Number of shipwreck drownings 50 times as high as 2014

THE ITALIAN Prime Minister Matteo Renzi has called for an emergency summit to address the escalating crisis of migrants dying trying to reach Europe on boat from North Africa. Nine hundred and fifty migrants are suspected dead after the latest shipwreck 60 miles north of Libya in the early hours of Sunday morning.

The UN refugee agency, the UNHCR, said the latest sinking could amount to the largest loss of life during a migrant crossing to Europe. 400 people drowned in the same waters last week. The number this year would stand at 1,500 in total if confirmed, more than 50 times more than in 2014, which was itself a record year.

An Italian search and rescue mission that saved more than 100,000 migrants at sea in twelve months was discontinued last Autumn due to a row with the EU over funding and a rising anti-immigration sentiment. The EU replaced the Italian scheme with a weaker force and a reduced mandate, as it was widely considered that EU leaders did not want a scheme that could lead to more refugees reaching European shores.

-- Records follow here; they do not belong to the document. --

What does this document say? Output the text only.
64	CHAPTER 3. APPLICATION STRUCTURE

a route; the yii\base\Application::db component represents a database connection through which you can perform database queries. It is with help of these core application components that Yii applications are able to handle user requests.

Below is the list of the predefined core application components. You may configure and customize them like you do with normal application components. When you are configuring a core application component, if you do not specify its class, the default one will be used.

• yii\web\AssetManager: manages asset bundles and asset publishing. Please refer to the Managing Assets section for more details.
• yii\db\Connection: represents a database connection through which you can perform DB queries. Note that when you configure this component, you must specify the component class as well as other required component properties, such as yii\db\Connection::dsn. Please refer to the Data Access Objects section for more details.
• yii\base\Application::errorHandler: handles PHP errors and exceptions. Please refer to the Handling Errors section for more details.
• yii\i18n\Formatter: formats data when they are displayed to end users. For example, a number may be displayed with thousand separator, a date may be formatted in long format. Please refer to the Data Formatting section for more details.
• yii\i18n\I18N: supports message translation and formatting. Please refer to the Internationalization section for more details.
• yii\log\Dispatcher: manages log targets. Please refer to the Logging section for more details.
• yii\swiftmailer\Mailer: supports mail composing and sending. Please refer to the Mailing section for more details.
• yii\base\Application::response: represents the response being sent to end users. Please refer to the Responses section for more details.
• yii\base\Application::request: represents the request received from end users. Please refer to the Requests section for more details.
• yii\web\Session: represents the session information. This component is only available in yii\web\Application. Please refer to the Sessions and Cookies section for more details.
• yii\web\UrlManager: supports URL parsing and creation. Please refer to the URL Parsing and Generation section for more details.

Amnesty International has described the latest disaster as a “man-made tragedy” and Save the Children said it was “a direct result” of EU government’s policy.

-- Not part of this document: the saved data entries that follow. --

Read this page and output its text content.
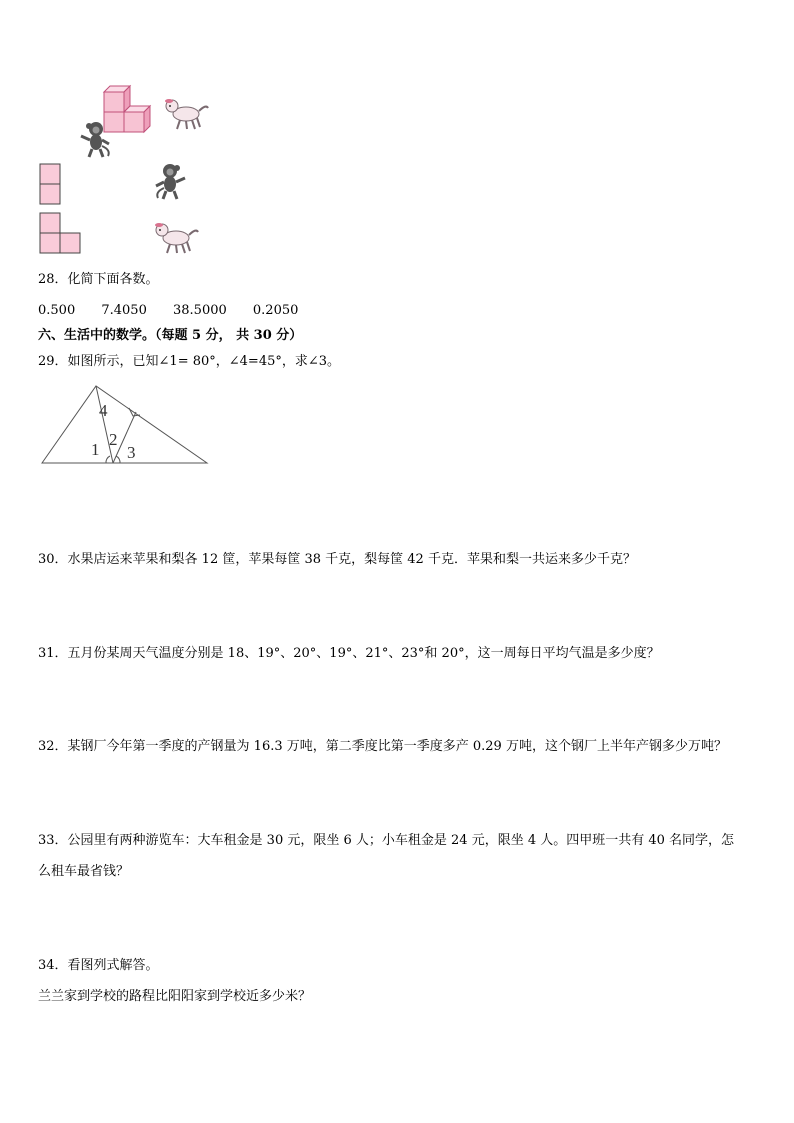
28．化简下面各数。
0.500 7.4050 38.5000 0.2050
六、生活中的数学。（每题 5 分， 共 30 分）
29．如图所示，已知∠1= 80°，∠4=45°，求∠3。
4
1
2
3
30．水果店运来苹果和梨各 12 筐，苹果每筐 38 千克，梨每筐 42 千克．苹果和梨一共运来多少千克？
31．五月份某周天气温度分别是 18、19°、20°、19°、21°、23°和 20°，这一周每日平均气温是多少度？
32．某钢厂今年第一季度的产钢量为 16.3 万吨，第二季度比第一季度多产 0.29 万吨，这个钢厂上半年产钢多少万吨？
33．公园里有两种游览车：大车租金是 30 元，限坐 6 人；小车租金是 24 元，限坐 4 人。四甲班一共有 40 名同学，怎
么租车最省钱？
34．看图列式解答。
兰兰家到学校的路程比阳阳家到学校近多少米？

UN Secretary-General Ban-Ki Moon said European governments should take in more refugees.

He said governments need to “ensure the right to asylum of the growing number of people worldwide fleeing war who need refuge and safe haven.”

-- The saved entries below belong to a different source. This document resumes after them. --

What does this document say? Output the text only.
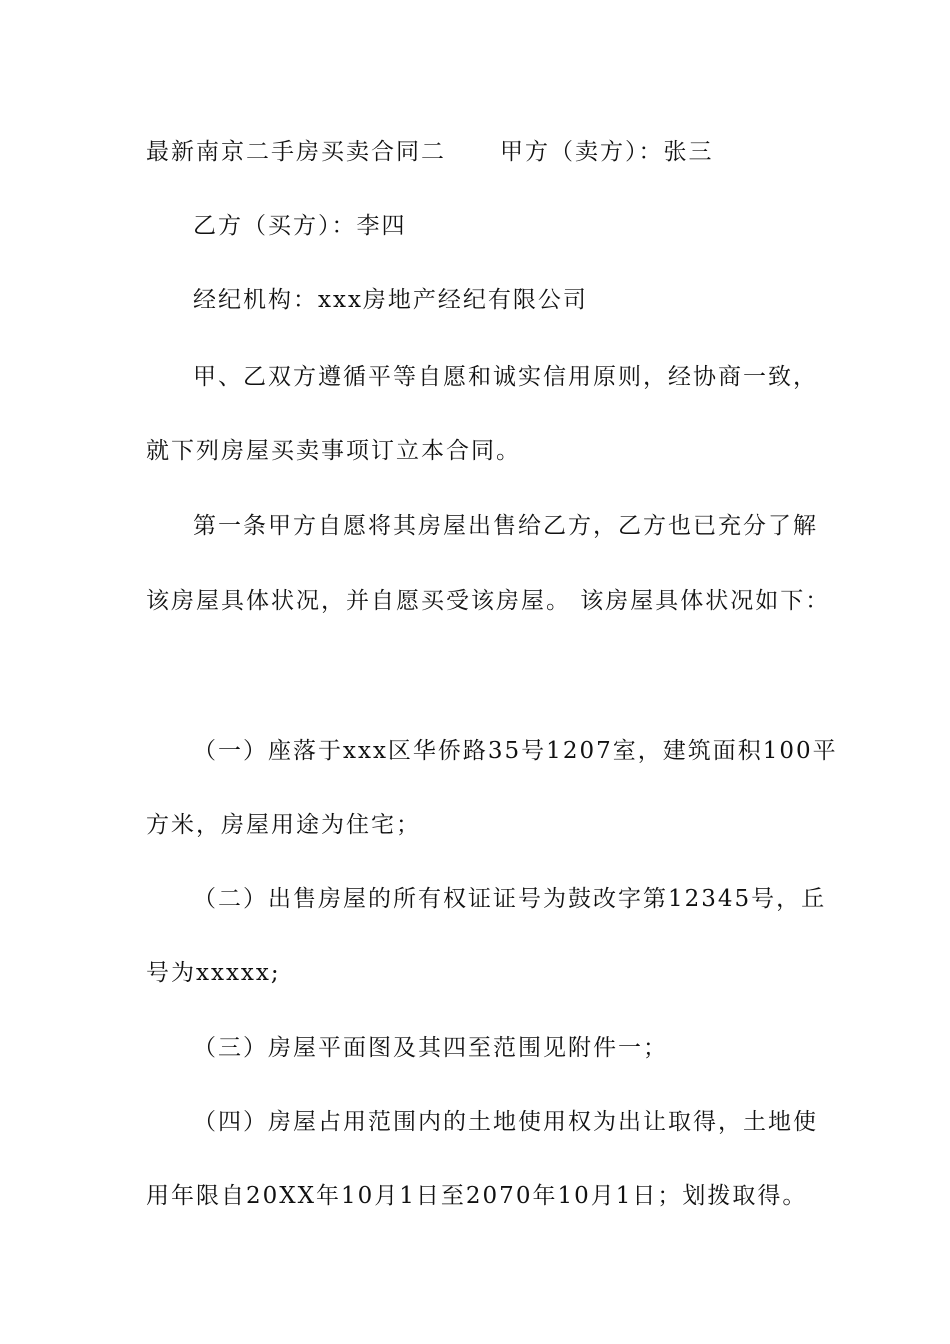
最新南京二手房买卖合同二 甲方（卖方）：张三
乙方（买方）：李四
经纪机构：xxx房地产经纪有限公司
甲、乙双方遵循平等自愿和诚实信用原则，经协商一致，
就下列房屋买卖事项订立本合同。
第一条甲方自愿将其房屋出售给乙方，乙方也已充分了解
该房屋具体状况，并自愿买受该房屋。 该房屋具体状况如下：
（一）座落于xxx区华侨路35号1207室，建筑面积100平
方米，房屋用途为住宅；
（二）出售房屋的所有权证证号为鼓改字第12345号，丘
号为xxxxx;
（三）房屋平面图及其四至范围见附件一；
（四）房屋占用范围内的土地使用权为出让取得，土地使
用年限自20XX年10月1日至2070年10月1日；划拨取得。
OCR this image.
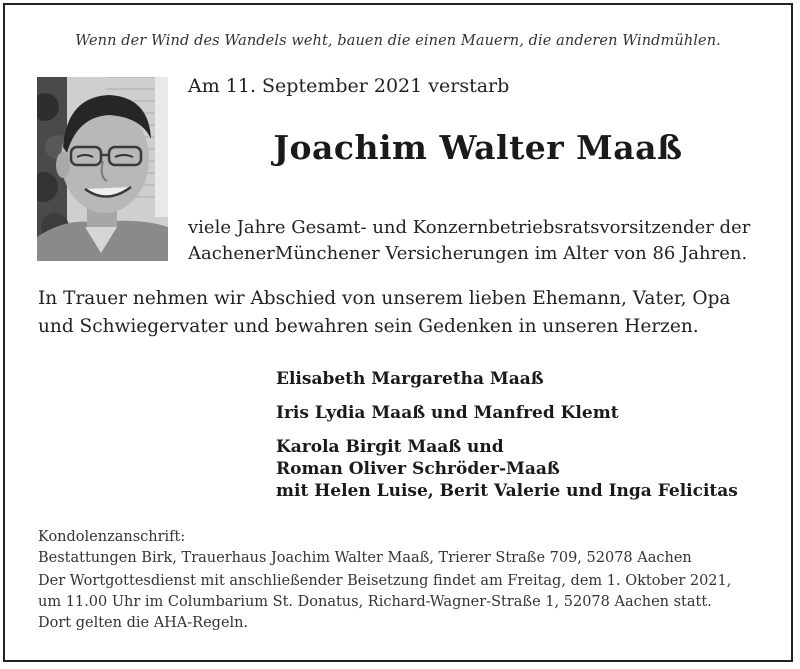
Wenn der Wind des Wandels weht, bauen die einen Mauern, die anderen Windmühlen.
Am 11. September 2021 verstarb
Joachim Walter Maaß
viele Jahre Gesamt- und Konzernbetriebsratsvorsitzender der
AachenerMünchener Versicherungen im Alter von 86 Jahren.
In Trauer nehmen wir Abschied von unserem lieben Ehemann, Vater, Opa
und Schwiegervater und bewahren sein Gedenken in unseren Herzen.
Elisabeth Margaretha Maaß
Iris Lydia Maaß und Manfred Klemt
Karola Birgit Maaß und
Roman Oliver Schröder-Maaß
mit Helen Luise, Berit Valerie und Inga Felicitas
Kondolenzanschrift:
Bestattungen Birk, Trauerhaus Joachim Walter Maaß, Trierer Straße 709, 52078 Aachen
Der Wortgottesdienst mit anschließender Beisetzung findet am Freitag, dem 1. Oktober 2021,
um 11.00 Uhr im Columbarium St. Donatus, Richard-Wagner-Straße 1, 52078 Aachen statt.
Dort gelten die AHA-Regeln.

A rising number of refugees have been travelling West from war-torn countries like Syria, Afghanistan and Eritrea.

The prime minister of Malta, Joseph Muscat, had even stronger words than Moon, stating: “What is happening now is of epic proportions. If Europe, if the global community continues to turn a blind eye… we will all be judged in the same way that history has judged Europe when it turned a blind eye to the genocide of this century and last century.”

Governments in Southern Europe focused their response on the need to increase search and rescue operations in the Mediterranean, while those in Northern Europe, like Germany and Britain, focused on stopping the human trafficking smugglers who make significant sums of money from the refugees they transport to the Southern coast of Europe.

British foreign secretary Phillip Hammond said in response to the crisis: “We must target the traffickers who are responsible for so many people dying at sea and prevent their innocent victims from being tricked or forced into making these perilous journeys.”

Angus Robertson, SNP Westminster leader, tweeted: “Human tragedy for refugees in Mediterranean must end. Time for an EU crisis summit and urgent action.”

The crisis will be discussed at a meeting of EU foreign ministers in Luxembourg on Monday, and EU President Donald Tusk has indicated an emergency summit could be on the cards.

Only 28 people have so far been rescued from the shipwreck, with the rescue mission continuing.